27 de julho de 2011

Alzira



Portraits of the past - by Alexandru
Alzira era dessas mulheres comuns – comum a ponto de passar despercebida. Tinha nas mãos os rastros das tarefas diárias sem fim: lavar, passar, cozinhar, cuidar dos filhos. Se ainda tinha sonhos seus não sabia.


Sabia que queria que os filhos fossem felizes, bem sucedidos. Quanto a si mesma- não se questionava. Ia contando os dias despreocupadamente.

O que a irritava mesmo era o pó sobre os móveis, as louças infestando a pia, a farda dos filhos sempre suja e amassada.

Quanto mais trabalhava, cuidava, mais infinita era a tarefa.

Não sabia se era triste.Sabia que a noite antes de dormir deitava-se e chorava em silêncio, sem soluços, sem bruscas contrações.

 Chorava humildemente e na verdade nem sabia por que chorava. Existia alguma coisa guardada por tanto tempo que de repente resolvia explodir e ela perdia o controle.

Perder o controle para Alzira era chorar calada, no canto da cama enquanto o marido roncava.

‘Não foi isso que sonhei pra mim’ – pensava.

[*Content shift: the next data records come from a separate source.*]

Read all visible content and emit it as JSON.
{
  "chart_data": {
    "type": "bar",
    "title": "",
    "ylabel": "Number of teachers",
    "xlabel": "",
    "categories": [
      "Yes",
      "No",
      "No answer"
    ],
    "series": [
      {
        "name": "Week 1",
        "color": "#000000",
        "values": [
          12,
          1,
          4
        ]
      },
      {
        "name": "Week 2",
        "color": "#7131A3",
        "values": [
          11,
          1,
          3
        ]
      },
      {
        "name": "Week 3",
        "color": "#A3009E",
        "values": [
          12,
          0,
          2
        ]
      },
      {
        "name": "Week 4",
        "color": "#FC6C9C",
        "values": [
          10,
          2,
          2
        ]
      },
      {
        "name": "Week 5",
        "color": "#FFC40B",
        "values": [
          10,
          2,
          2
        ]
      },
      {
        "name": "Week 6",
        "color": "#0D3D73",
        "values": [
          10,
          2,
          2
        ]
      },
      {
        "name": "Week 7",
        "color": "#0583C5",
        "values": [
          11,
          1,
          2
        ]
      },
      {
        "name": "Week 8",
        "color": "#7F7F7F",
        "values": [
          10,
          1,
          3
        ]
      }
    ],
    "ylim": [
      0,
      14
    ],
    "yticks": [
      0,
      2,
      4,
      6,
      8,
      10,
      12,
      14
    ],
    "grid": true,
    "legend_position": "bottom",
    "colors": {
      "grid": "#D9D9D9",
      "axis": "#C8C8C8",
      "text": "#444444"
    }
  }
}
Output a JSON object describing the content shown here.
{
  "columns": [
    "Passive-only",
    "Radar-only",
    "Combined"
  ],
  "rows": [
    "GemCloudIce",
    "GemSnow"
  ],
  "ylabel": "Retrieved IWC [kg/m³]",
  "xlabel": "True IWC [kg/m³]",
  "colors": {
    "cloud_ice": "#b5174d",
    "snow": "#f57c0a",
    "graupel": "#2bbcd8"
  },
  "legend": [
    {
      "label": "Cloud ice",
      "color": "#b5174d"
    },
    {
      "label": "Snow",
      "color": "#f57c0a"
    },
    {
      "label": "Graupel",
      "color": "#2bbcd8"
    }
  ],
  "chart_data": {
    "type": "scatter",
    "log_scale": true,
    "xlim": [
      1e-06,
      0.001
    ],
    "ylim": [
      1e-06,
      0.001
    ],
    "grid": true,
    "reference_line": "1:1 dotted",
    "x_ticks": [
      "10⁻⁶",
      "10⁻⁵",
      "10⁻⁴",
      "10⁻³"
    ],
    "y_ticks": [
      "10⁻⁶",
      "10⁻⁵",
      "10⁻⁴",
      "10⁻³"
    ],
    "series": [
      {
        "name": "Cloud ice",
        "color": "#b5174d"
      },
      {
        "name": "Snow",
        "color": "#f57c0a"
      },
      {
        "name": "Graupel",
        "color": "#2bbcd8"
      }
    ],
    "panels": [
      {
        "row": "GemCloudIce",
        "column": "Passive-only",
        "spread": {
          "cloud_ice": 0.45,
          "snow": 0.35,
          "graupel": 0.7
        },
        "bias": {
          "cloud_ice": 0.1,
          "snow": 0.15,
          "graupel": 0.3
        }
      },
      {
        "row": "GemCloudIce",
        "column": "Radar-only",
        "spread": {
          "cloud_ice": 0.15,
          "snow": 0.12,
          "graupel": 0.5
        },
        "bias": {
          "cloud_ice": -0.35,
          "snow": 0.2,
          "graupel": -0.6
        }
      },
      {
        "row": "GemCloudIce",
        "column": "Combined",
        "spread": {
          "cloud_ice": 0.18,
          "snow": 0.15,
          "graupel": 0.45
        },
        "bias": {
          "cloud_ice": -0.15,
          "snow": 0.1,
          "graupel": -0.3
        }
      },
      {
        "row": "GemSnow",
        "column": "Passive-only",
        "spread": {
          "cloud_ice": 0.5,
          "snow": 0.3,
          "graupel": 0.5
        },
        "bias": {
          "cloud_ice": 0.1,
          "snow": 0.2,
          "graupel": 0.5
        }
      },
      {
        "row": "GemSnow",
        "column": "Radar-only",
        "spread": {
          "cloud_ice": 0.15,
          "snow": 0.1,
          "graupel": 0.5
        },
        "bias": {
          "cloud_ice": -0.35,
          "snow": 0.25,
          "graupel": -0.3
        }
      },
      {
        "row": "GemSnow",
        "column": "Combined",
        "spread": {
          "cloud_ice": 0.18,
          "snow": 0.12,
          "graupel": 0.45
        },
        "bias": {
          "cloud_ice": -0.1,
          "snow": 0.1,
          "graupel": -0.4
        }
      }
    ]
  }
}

 As coisas deveriam ter sido tão diferentes do que são. ‘Onde foi que eu deixei que a minha vida se carregasse sozinha, por si mesma?’ – este pensamento ardia constantemente no peito.

Mas, os filhos não percebiam, o marido fingia não ver. E Alzira caminhava rumo ao inexorável. Sentia que o agora passou rápido demais e o instante presente já era se fazia tarde. E as coisas são como tinham que ser.

Apenas eu de binóculo assistia lentamente o desenrolar daquela agonia que não era minha.Mas, que temia que um dia fosse. A agonia dos sonhos que foram afogados por alguma mão invisível, sonhos destroçados pela incapacidade de reagir, por medo.Do que diriam os outros, de como ficaria o marido pós-abandono.

 É difícil acreditar em reviravolta quando se é uma mulher sexagenária. Alzira queria apenas acreditar que fora uma boa mãe, que deu a mamadeira na hora certa e que seus filhos cresceram fortes e bem alimentados.

Não ousava mais ser borboleta.

Não tinha mais tempo pra metamorfoses, nem pra sair por aí livre de flor em flor.Estava enclausurada dentro das circunstancias de sua vida.

Era borboleta ainda, mas de colecionador.

Pregada com alfinete, dentro de uma moldura, de um quadrado. Deu espaço para os sonhos dos outros, dos filhos, dos netos e dos bisnetos.Quem sabe eles, Alzira, poderão aliviar tua dor e tua sensação de vida não vivida.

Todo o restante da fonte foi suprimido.